The little girl runs around Kane’s lair.

Sue: This is ****ing weird, now.

Kane destroys the escaping shoppers who have evacuated to Glitz’s ship.

Sue: What a bastard. He would have made a good Master.

DragonfireGlitz isn’t very happy about this turn of events.

Sue: He should be shouting KAAAAAAAAAAAAAAAAAANE!!!!!!!!

I made Sue watch The Wrath of Khan last week. I’m sorry.

The Doctor, Ace and Mel enter the TARDIS.

Sue: Mel will have to go. You can’t have these two living together, it would drive the Doctor crazy.

The guards shoot the dragon dead.

Sue: They had 3000 years to do that. What the hell were they doing all that time? They should have spent less time running a supermarket and more time hunting dragons. They could have cooked it and put it in the burgers.

They cut the dragon’s head off.

Sue: That’s a bit gruesome. The kids wouldn’t have liked that. I didn’t like that.

The dragon’s head opens again.

Sue: So, it’s basically like a Cylon. A really crap Cylon.

DragonfireThe Doctor retrieves the Dragonfire from the poor creature’s head.

Sue: I really wouldn’t zoom in on that if I were you. Oh, too late.

The Dragonfire is the energy source that Kane has been searching for (extremely badly) for the last 3000 years.

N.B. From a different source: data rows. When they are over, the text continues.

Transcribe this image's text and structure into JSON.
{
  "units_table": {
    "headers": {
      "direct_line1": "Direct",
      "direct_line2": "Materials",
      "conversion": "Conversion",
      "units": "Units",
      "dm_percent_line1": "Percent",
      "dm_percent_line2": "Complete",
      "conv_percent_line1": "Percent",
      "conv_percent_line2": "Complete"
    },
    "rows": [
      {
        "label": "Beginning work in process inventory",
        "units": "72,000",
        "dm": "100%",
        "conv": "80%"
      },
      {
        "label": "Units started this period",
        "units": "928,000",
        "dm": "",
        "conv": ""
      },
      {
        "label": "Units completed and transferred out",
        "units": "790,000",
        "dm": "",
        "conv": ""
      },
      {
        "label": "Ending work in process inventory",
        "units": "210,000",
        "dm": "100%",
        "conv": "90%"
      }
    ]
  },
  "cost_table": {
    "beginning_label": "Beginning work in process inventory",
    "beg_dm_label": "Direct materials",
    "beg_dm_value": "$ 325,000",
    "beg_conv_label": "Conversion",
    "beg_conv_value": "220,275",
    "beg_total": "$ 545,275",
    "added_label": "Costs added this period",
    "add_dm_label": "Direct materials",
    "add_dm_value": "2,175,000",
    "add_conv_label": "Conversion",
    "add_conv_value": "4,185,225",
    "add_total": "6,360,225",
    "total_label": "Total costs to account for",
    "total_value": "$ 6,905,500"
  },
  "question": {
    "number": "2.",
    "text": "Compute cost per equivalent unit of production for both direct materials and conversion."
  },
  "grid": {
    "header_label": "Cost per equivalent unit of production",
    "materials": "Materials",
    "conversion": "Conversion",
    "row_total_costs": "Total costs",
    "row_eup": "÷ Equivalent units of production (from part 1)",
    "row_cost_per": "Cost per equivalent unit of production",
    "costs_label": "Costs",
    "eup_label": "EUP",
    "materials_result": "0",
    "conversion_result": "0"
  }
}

Sue: Why was he locked up on a planet with the energy source? Why didn’t they just take the energy source with them when they left him there? That’s just stupid.

Kane takes Ace hostage and he forces the Doctor to hand over the Dragonfire. When it powers up his console, a rotor rises into the air.

Sue: Hey! It’s a TARDIS! Hang on a minute… is he the Master?

The Doctor explains to Kane that his hopes for revenge have been thwarted by a quirk of time – his home planet was destroyed 2000 years ago.

Sue: And none of the shoppers ever mentioned this? Really? Doesn’t he read the papers?

DragonfireSo Kane melts his nose off to spite his face.

Sue: NOT FOR KIDS! It’s bloody good, though.

Back in the TARDIS, Mel drops a bombshell.

Mel: I suppose it’s time I should be going.
Sue: YES!

The Doctor reacts awkwardly.

The Doctor: That’s right, yes, you’re going. Been gone for ages. Already gone, still here, just arrived, haven’t even met you yet.
Sue: (Singing) “I just haven’t met you yet!”

Mel has elected to explore the universe with Glitz in a flying supermarket. As you do.

Sue: That’s one spin-off I don’t want to see.

Ace is about to leave as well, when the Doctor suddenly makes her an offer.

DragonfireThe Doctor: Do you fancy a quick trip round the twelve galaxies and then back to Perivale in time for tea?
Ace: ACE!
Sue: Oh, for ****’s sake.

The Doctor has three ground rules:

The Doctor: One, I’m in charge.
Ace: Whatever you say, Professor.
The Doctor: Two, I’m not the Professor, I’m the Doctor.
Ace: Whatever you want.
The Doctor: And the third…
Sue: STOP SAYING ACE!

The Score

Sue: I struggled with that. It was really weird. It went from awful, to quite good, to terrible, sometimes in the same scene. The script wasn’t that bad but it looked cheap. It was far too bright. The good points: guest acting wasn’t bad, the music was an improvement and it was over quickly. I’m glad to see the back of Mel, too, but I’m not sure about Ace. I hope she tones it down a bit.